9. We do not find merit in the above contention. On perusal of the copy of the medical report of the petitioner dated 4.6.2010 issued by Dr. David P. Lipkin as also the letter of the doctor dated 7.6.2010 addressed to Dr. M. Fertleman of Wellington Hospital would show that as per the observations of Dr. David P. Lipkin, the petitioner had a previous history of hypertension and he was on BP medicine Telmisartan. The above referred reports do not mention that the petitioner disclosed any previous history of heart problem. Therefore, the only fact established by the above reports is that the petitioner prior to obtaining insurance policy was having history of hypertension. This, however, does not lead to conclusion that petitioner was also having previous history of heart problem. Therefore, the insurance claim submitted by the complainant for treatment of his heart problem cannot be termed as a claim in respect of a pre existing disease. Thus, repudiation of insurance claim by the respondent opposite party is not justified.
FA 780 of 2022 13
10. Learned Counsel for the respondent has contended that it is established on record that the petitioner was having a previous history of hypertension and since hypertension can lead to heart problem, the respondent was justified in repudiating the claim on the ground that the heart problem suffered by the petitioner was caused by pre existing hypertension. There is no merit in this contention. Hypertension is a common ailment and it can be controlled by medication and it is not necessary that a person suffering from hypertension would always suffer a heart attack. Therefore, the argument advanced by respondent is far fetched and is liable to be rejected."

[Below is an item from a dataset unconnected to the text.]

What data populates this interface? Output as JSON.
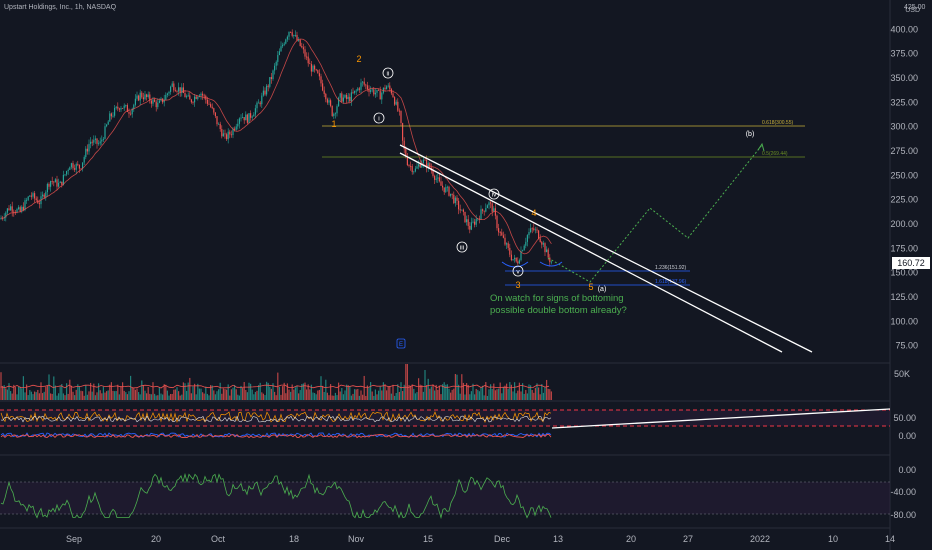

17. In view of ratio of judgments as discussed above, we are of the considered view that the respondents/OPs have wrongly repudiated the claim of the appellant/complainant on the ground of non-disclosure of pre-existing diseases. Accordingly, we partly allow the appeal of the appellant/complainant and the impugned order of the District Commission is hereby set aside. Resultantly, the complaint filed by the appellant/complainant is also partly allowed and the respondents/OPs are directed to pay amount incurred on the treatment of the complainant i.e. Thai 549,281 (Rs.11,15,040/- in Indian currency as per exchange rate applicable on 31.01.2018) along with interest @ 6% per annum from the date of wrongful repudiation i.e. 17.03.2018 till its realization. The respondents/OPs are at liberty to verify the exchange rate applicable at that time. The opposite parties are further directed to pay lump sum amount of Rs.25,000/- towards litigation expenses and compensation to the complainant. The order be complied within a period of 60 days from the date of receipt of certified copy of the same.

FA 780 of 2022 14

18. The appeal could not be decided within the stipulated period due to heavy pendency of Court cases.

(H.P.S.Mahal) PRESIDING JUDICIAL MEMBER (KIRAN SIBAL) MEMBER February 05, 2024.